Don’t Call Me Babe!
Posted by Mike The Admin | Filed under Essay
Back in my post college days watching David Letterman was a religious experience. I still feel delight in my belly every time I recall this exchange. The camera cuts to bandleader Paul Schaffer after the musical opening. Paul casually shouts, “How ya doin’ babe?!” With his trademark playful, satirical style, Letterman thunders, “Don’t call me babe!!”
December is the traditional Christian holy season celebrating the birth of Jesus. We will be saturated with sappy images of the “babe, wrapped in swaddling clothing.” Once again the prevailing storyline will sentimentalize the righteous holiness out of Jesus, reducing him to a cutesy babe whose cheeks we want to pinch.

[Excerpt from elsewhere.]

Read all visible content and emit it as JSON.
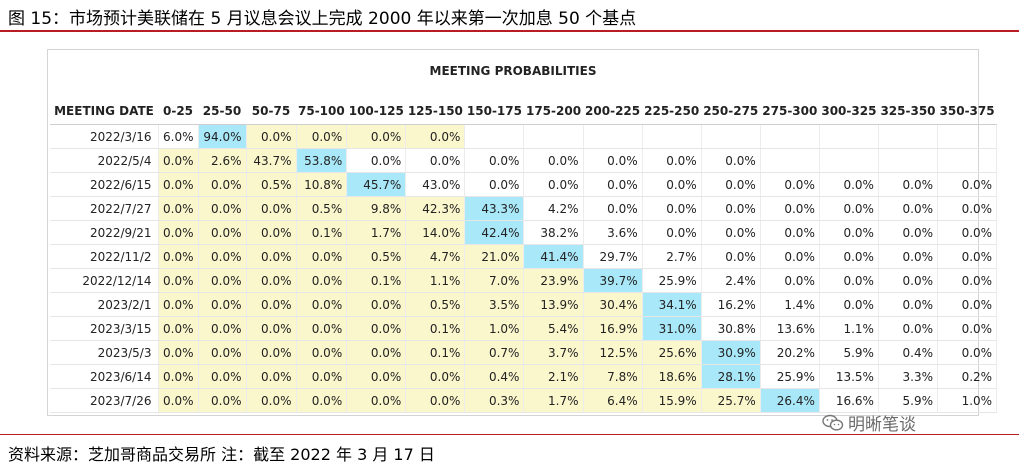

Most folks will never allow the prophetic zeal of Jesus to permeate their being. The grown up Jesus disturbs us with teachings like this, which foreshadow those who wade in the shallow end. “The road to life is crooked and winding, and those who find it are few.”
I got to know Jesus as a radical prophet by reading the gospels like I had never even heard of this Jesus guy. I tried like heaven to strip away all of the hearsay about him in an effort to uncover the soul of the upstart Rabbi. I was frankly bewildered to hear the “Song of Mary” when John the Baptist’s mom testified about the babe in Mary’s womb. “My soul glorifies the Lord and my spirit rejoices in God my Savior… he has scattered those who are proud in the imagination of their hearts. He has brought down rulers from their thrones but has lifted up the humble. He has filled the hungry with good things but has sent the rich away empty.”
Jesus turned out just like his Dad. He emerged from his wilderness temptations to preach his first sermon, fittingly in his hometown. The Nazareth old-timers synagogue society discounted him. “Isn’t this the kid who grew up down the street?” Jesus answered sharply, “Don’t call me babe!”
The sacred work of Jesus has not changed one mouse click. Let us grow up with Jesus, radiating this living testament to corporate and government halls from Washington to New York, from Bentonville to Islamabad, from Moscow to Rangoon.
“The Spirit of the Lord is on me…he has anointed me to preach good news to the poor. He has sent me to heal the brokenhearted, to proclaim release to the captives, recovery of sight to the blind, to deliver those who are crushed, and to proclaim the acceptable year of the Lord.”